One of the best stories of early Hollywood has gotten a new lease on life.

Steve Barancik, who scripted John Dahl’s hit “The Last Seduction,” has been hired to rewrite a story that Barry Levinson has long wanted to direct called “Unholy City.”

It’s the true story of a wave of corruption in Hollywood during the 1930s that was uncovered by restaurateur Clifford Clinton, owner of the popular Clifton’s cafeterias chain, where the motto during the Depression was “Eat what you want, pay what you feel like.” The scandal led to Mayor Frank Shore being ousted from office.

Barancik’s deal was made by agent Brad Gross. The film’s being produced by Mark Johnson and Gail Mutrux and supervised by TriStar’s Kevin Misher.

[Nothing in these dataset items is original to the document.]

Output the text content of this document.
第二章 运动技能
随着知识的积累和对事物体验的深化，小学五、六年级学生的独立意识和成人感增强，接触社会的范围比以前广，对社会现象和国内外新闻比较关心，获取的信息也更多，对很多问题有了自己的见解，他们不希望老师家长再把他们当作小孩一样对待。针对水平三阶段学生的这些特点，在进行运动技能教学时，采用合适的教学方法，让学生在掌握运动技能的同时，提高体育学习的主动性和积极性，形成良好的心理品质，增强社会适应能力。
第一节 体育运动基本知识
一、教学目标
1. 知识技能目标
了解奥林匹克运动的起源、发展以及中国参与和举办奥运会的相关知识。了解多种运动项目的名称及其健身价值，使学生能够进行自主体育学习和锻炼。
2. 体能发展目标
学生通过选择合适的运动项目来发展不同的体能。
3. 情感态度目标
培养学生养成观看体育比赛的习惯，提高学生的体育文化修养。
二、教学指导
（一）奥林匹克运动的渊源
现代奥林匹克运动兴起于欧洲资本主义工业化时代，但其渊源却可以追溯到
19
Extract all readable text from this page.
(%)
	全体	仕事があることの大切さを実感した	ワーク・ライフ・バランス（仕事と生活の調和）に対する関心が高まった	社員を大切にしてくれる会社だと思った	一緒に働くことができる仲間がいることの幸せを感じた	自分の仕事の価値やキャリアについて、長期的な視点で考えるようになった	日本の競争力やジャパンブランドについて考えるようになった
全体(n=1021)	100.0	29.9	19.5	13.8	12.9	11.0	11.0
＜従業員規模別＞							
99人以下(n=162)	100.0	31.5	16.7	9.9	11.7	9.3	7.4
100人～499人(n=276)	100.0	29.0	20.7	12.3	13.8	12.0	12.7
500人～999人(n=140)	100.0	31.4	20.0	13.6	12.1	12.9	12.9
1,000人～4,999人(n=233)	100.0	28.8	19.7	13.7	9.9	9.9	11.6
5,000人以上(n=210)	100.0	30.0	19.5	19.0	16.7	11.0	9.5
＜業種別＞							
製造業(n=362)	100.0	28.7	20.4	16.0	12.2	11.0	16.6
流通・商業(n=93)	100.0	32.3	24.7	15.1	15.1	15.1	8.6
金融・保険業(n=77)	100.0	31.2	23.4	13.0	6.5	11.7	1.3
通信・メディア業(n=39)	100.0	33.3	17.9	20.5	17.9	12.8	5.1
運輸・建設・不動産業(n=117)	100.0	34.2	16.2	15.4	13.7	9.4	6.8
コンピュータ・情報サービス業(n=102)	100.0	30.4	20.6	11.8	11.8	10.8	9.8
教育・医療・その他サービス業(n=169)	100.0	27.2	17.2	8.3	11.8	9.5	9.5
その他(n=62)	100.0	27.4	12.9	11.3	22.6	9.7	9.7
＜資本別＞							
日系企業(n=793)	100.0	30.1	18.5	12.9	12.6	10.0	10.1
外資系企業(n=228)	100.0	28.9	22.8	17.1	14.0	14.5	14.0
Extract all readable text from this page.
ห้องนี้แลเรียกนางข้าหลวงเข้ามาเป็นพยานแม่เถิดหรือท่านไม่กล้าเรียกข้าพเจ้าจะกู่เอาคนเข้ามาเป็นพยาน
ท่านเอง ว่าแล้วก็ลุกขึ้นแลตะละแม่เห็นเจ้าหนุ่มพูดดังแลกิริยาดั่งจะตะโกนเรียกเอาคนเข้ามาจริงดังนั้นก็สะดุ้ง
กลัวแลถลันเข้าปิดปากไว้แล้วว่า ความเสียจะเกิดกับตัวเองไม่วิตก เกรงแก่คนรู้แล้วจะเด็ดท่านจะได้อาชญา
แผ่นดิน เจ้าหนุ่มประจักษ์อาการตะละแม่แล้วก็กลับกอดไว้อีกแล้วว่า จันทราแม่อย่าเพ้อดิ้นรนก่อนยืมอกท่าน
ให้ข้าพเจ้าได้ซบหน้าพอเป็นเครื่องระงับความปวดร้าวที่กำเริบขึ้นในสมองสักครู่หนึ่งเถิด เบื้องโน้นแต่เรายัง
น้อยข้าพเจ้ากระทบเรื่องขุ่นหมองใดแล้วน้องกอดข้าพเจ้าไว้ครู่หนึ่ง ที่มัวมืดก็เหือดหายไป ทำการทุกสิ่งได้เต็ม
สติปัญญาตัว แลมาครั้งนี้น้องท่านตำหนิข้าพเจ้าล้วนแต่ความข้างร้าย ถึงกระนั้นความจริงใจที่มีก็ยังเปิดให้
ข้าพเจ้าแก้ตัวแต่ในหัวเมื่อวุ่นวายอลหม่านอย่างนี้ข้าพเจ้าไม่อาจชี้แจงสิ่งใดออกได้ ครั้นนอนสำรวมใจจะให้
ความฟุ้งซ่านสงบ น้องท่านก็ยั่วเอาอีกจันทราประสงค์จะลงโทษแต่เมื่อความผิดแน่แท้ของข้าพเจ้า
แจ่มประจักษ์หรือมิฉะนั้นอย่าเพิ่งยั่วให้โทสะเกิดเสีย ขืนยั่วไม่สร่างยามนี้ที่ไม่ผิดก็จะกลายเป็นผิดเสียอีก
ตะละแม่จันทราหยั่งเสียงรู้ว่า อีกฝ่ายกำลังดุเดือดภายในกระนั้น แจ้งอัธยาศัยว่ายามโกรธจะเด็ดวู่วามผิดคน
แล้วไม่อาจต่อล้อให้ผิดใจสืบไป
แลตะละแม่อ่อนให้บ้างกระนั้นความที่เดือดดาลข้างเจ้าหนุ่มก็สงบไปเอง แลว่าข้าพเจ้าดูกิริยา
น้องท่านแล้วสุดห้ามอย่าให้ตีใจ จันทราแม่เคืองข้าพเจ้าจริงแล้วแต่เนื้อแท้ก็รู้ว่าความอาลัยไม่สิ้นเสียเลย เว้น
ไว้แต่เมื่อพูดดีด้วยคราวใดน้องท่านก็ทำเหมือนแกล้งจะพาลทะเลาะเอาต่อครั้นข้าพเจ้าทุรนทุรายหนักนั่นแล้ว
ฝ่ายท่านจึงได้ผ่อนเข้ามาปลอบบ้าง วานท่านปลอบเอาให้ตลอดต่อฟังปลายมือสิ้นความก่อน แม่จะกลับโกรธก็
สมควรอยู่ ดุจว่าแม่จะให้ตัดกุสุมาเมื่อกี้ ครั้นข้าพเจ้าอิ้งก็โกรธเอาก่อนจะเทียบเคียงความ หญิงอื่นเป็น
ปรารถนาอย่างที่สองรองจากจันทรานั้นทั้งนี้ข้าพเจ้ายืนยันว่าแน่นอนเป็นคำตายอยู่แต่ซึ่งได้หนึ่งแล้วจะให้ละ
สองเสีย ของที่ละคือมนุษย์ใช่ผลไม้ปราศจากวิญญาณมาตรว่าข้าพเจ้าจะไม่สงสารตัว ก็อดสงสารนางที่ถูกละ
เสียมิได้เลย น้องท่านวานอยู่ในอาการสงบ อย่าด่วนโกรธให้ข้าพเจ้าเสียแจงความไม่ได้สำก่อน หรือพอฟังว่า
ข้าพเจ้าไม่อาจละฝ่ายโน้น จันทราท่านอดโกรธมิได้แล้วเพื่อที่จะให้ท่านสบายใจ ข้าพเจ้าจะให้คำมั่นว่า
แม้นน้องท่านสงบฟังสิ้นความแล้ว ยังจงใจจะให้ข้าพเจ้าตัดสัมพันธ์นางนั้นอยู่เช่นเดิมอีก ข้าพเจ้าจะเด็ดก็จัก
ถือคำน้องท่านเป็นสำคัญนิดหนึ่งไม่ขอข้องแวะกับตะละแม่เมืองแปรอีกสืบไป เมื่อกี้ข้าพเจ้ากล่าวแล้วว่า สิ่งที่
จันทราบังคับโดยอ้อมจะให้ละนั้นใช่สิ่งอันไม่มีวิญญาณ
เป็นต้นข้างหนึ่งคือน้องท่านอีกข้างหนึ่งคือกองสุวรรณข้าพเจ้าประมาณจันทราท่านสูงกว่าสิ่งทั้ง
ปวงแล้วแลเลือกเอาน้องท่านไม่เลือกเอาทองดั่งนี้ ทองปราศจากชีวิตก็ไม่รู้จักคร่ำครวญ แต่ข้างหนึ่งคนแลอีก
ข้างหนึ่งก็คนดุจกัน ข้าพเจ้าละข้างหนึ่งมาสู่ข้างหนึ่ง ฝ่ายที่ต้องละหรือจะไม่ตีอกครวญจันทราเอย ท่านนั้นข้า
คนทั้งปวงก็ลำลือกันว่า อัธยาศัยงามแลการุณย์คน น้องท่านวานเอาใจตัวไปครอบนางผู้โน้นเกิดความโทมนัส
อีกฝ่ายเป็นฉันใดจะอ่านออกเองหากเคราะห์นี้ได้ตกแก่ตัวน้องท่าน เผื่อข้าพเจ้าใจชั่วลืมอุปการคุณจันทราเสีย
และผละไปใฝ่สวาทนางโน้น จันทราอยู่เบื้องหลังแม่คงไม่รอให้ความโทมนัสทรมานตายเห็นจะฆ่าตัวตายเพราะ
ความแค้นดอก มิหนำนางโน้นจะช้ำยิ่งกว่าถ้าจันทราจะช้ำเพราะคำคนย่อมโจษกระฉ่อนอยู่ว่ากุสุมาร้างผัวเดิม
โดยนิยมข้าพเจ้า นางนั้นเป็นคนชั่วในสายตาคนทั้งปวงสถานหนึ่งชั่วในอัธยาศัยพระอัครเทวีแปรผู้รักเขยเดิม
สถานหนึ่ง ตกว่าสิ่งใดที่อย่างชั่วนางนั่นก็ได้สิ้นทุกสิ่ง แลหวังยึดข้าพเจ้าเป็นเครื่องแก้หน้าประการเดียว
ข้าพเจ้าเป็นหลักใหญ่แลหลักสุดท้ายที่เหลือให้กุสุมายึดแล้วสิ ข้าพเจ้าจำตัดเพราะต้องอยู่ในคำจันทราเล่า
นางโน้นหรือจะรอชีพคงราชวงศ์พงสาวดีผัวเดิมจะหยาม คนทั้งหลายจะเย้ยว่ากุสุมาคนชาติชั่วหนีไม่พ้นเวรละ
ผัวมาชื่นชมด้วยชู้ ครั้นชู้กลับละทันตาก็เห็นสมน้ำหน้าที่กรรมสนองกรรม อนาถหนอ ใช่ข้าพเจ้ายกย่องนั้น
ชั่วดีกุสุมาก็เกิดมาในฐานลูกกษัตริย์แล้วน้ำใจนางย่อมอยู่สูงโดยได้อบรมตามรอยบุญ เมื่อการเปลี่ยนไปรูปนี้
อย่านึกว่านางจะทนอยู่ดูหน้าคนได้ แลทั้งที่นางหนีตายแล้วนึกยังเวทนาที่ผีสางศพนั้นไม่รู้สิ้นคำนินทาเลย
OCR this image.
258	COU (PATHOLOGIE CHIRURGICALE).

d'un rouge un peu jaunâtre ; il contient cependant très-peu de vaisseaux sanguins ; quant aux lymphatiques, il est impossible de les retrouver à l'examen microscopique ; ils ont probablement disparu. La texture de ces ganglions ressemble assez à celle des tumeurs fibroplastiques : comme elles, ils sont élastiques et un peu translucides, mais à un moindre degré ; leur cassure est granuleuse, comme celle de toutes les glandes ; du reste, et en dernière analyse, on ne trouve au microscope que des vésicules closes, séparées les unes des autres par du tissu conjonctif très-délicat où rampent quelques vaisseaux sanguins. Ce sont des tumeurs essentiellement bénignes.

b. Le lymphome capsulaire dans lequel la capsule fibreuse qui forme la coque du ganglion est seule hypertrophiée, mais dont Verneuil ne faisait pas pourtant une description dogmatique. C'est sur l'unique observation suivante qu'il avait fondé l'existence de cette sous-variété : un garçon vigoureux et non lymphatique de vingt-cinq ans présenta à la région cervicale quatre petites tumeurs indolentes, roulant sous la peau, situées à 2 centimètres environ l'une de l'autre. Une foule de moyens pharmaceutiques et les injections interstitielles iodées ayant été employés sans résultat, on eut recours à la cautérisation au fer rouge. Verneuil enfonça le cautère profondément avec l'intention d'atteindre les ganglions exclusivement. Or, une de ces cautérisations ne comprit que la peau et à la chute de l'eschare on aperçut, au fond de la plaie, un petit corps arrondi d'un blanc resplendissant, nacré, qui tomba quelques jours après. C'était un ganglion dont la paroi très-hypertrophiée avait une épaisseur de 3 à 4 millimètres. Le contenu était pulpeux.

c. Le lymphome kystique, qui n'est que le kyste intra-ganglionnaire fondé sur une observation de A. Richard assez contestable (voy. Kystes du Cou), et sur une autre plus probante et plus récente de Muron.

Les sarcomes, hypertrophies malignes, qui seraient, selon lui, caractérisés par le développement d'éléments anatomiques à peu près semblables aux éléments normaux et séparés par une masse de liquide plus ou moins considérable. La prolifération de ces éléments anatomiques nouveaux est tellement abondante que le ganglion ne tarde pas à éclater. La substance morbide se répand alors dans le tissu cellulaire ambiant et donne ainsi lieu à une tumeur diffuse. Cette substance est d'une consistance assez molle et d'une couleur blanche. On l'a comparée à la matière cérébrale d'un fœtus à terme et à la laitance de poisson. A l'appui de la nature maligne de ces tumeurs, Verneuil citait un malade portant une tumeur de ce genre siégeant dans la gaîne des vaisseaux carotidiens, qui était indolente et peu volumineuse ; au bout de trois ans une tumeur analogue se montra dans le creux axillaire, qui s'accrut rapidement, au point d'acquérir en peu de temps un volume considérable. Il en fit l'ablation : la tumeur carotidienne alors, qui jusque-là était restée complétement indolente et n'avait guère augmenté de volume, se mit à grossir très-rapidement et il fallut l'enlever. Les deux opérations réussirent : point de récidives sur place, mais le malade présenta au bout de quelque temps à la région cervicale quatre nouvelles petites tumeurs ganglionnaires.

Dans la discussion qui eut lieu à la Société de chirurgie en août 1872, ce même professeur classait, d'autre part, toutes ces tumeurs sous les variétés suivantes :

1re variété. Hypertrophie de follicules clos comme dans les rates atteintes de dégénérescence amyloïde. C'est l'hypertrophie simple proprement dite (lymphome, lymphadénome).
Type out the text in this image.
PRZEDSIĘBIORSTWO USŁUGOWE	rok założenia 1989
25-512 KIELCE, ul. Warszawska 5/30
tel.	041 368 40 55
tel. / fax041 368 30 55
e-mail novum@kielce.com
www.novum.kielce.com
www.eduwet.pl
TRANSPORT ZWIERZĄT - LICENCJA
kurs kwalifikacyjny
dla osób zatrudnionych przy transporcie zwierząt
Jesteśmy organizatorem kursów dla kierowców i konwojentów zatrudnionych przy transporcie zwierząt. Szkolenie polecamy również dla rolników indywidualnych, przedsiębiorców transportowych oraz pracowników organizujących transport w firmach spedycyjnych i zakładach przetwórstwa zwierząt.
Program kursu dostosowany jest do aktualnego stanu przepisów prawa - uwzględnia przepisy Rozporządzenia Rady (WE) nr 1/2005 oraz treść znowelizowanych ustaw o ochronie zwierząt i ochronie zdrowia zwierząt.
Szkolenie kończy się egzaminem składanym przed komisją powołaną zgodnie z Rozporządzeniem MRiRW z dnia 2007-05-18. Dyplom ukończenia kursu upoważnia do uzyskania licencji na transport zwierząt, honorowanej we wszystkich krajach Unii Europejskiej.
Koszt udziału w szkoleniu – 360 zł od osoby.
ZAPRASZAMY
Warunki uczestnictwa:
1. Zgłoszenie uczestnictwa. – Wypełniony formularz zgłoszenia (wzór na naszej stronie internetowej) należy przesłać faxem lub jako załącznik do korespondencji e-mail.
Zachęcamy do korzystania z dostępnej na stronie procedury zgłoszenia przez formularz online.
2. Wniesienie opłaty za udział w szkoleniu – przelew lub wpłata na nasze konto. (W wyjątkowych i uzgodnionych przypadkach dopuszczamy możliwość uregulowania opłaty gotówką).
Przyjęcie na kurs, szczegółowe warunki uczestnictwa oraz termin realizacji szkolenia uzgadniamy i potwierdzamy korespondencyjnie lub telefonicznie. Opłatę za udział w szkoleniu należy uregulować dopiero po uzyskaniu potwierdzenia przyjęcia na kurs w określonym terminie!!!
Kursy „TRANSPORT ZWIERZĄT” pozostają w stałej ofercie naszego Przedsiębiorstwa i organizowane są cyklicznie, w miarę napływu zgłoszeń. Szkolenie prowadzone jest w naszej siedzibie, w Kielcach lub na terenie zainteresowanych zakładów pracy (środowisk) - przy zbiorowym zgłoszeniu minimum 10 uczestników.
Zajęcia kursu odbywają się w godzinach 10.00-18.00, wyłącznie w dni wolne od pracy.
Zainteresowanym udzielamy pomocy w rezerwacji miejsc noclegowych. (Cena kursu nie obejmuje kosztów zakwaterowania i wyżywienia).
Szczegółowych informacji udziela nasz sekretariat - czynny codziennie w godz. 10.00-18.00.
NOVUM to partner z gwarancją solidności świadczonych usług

According to Mutrux, the film will center around Clinton, a puritanical reformist, and his relationship with a grizzled private detective named Harry Raymond, who was hired to investigate corruption. “Clinton, who came from a missionary background, was shocked to find widespread prostitution and gambling in Los Angeles, and soon he started a radio show, urging listeners that the whore-houses should be closed,” says Mutrux.

The case took a dramatic turn when Raymond was killed in a car explosion. Soon the mayor’s brother was implicated in the scandal. The murder was apparently authorized by City Hall and carried out by the intelligence squad of the Los Angeles Police Dept., Mutrux says.

Levinson would still like to direct the film, but it hasn’t been an easy adaptation, as both William Goldman and Pete Dexter have already turned in script drafts.